Du

Gertrud Kolmar

unbekannt

Du. Ich will dich in den Wassern wecken! Du. Ich will dich aus den Sternen schweißen! Du. Ich will dich von dem Irdnen lecken, Eine Hündin! Dich aus Früchten beißen, Eine Wilde! Du. Ich will so vieles - Liebes. Liebstes. Kannst du dich nicht spenden? Nicht am Ende des Levkojenstieles Deine weiße Blüte zu mir wenden?

Sieh, ich ging so oft auf harten Wegen, Auf verpflastert harten, bösen Straßen; Ich verdarb, verblich an Glut und Regen, Schluchzend, stammelnd:"…über alle Maßen…" Und die Pauke und das Blasrohr lärmten, Und ich kam mit einer goldnen Kette, Tanzte unter Lichtern, die mich wärmten, Schönen Lichtern auf der Schädelstätte.

Und ich möchte wohl in Gärten sitzen, Auch den Wein wohl trinken aus der Kelter, Doch die Lider klafften, trübe Ritzen, Und ich ward in Augenblicken älter.

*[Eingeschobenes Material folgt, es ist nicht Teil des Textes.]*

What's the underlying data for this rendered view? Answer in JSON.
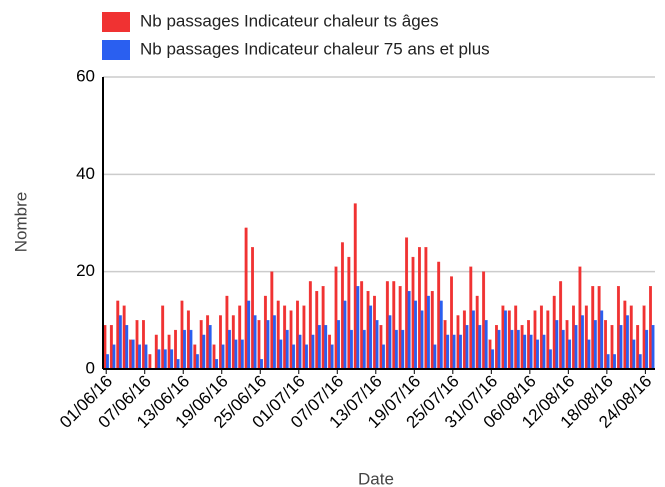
{
  "chart_data": {
    "type": "bar",
    "y_label": "Nombre",
    "x_label": "Date",
    "categories": [
      "01/06/16",
      null,
      null,
      null,
      null,
      null,
      "07/06/16",
      null,
      null,
      null,
      null,
      null,
      "13/06/16",
      null,
      null,
      null,
      null,
      null,
      "19/06/16",
      null,
      null,
      null,
      null,
      null,
      "25/06/16",
      null,
      null,
      null,
      null,
      null,
      "01/07/16",
      null,
      null,
      null,
      null,
      null,
      "07/07/16",
      null,
      null,
      null,
      null,
      null,
      "13/07/16",
      null,
      null,
      null,
      null,
      null,
      "19/07/16",
      null,
      null,
      null,
      null,
      null,
      "25/07/16",
      null,
      null,
      null,
      null,
      null,
      "31/07/16",
      null,
      null,
      null,
      null,
      null,
      "06/08/16",
      null,
      null,
      null,
      null,
      null,
      "12/08/16",
      null,
      null,
      null,
      null,
      null,
      "18/08/16",
      null,
      null,
      null,
      null,
      null,
      "24/08/16",
      null
    ],
    "series": [
      {
        "name": "Nb passages Indicateur chaleur ts âges",
        "color": "#f03232",
        "values": [
          9,
          9,
          14,
          13,
          6,
          10,
          10,
          3,
          7,
          13,
          7,
          8,
          14,
          12,
          5,
          10,
          11,
          5,
          11,
          15,
          11,
          13,
          29,
          25,
          10,
          15,
          20,
          14,
          13,
          12,
          14,
          13,
          18,
          16,
          17,
          7,
          21,
          26,
          23,
          34,
          18,
          16,
          15,
          9,
          18,
          18,
          17,
          27,
          23,
          25,
          25,
          16,
          22,
          10,
          19,
          11,
          12,
          21,
          15,
          20,
          6,
          9,
          13,
          12,
          13,
          9,
          10,
          12,
          13,
          12,
          15,
          18,
          10,
          13,
          21,
          13,
          17,
          17,
          10,
          9,
          17,
          14,
          13,
          9,
          13,
          17
        ]
      },
      {
        "name": "Nb passages Indicateur chaleur 75 ans et plus",
        "color": "#2a5ff0",
        "values": [
          3,
          5,
          11,
          9,
          6,
          5,
          5,
          0,
          4,
          4,
          4,
          2,
          8,
          8,
          3,
          7,
          9,
          2,
          5,
          8,
          6,
          6,
          14,
          11,
          2,
          10,
          11,
          6,
          8,
          5,
          7,
          5,
          7,
          9,
          9,
          5,
          10,
          14,
          8,
          17,
          8,
          13,
          10,
          5,
          11,
          8,
          8,
          16,
          14,
          12,
          15,
          5,
          14,
          7,
          7,
          7,
          9,
          12,
          9,
          10,
          4,
          8,
          12,
          8,
          8,
          7,
          7,
          6,
          7,
          4,
          10,
          8,
          6,
          9,
          11,
          6,
          10,
          12,
          3,
          3,
          9,
          11,
          6,
          3,
          8,
          9
        ]
      }
    ],
    "ylim": [
      0,
      60
    ],
    "yticks": [
      0,
      20,
      40,
      60
    ],
    "grid": true
  }
}
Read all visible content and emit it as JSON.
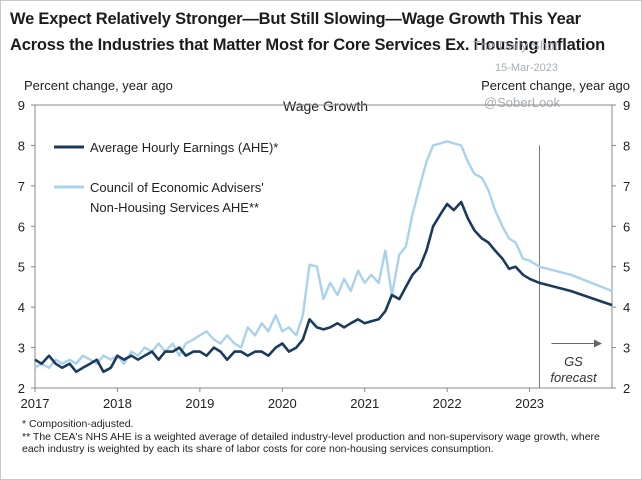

Und auf meinen Leichnam hingekrochen Ist die Schnecke träger Arbeitstage, Zog den Schleimpfad dünner grauer Wochen, Schlaffer Freude und geringer Plage.

In den Wäldern bin ich umgetrieben. Ich verriet den Vögeln deinen Namen, Doch die Vögel sind mir ferngeblieben; Wenn ich weinte, zirpte keiner: Amen. Und die Scheckenkühe an den Rainen Grasten fort mit seltnem Häupterheben. Da entfloh ich wieder zu den Steinen, Die mir dieses Kind, mein Kind nicht geben.

Einmal muß ich noch im Finstren kauern Und das Göttliche zu mir versammeln, Es beschwören durch getünchte Mauern, Seinem Ausgang meine Tür verrammeln, Bis zum bunten Morgen mit ihm ringen. Ach, es wird den Segen nimmer sprechen, Nur mit seinem Schlag der erznen Schwingen Diese flehnde Stirn in Stücke brechen…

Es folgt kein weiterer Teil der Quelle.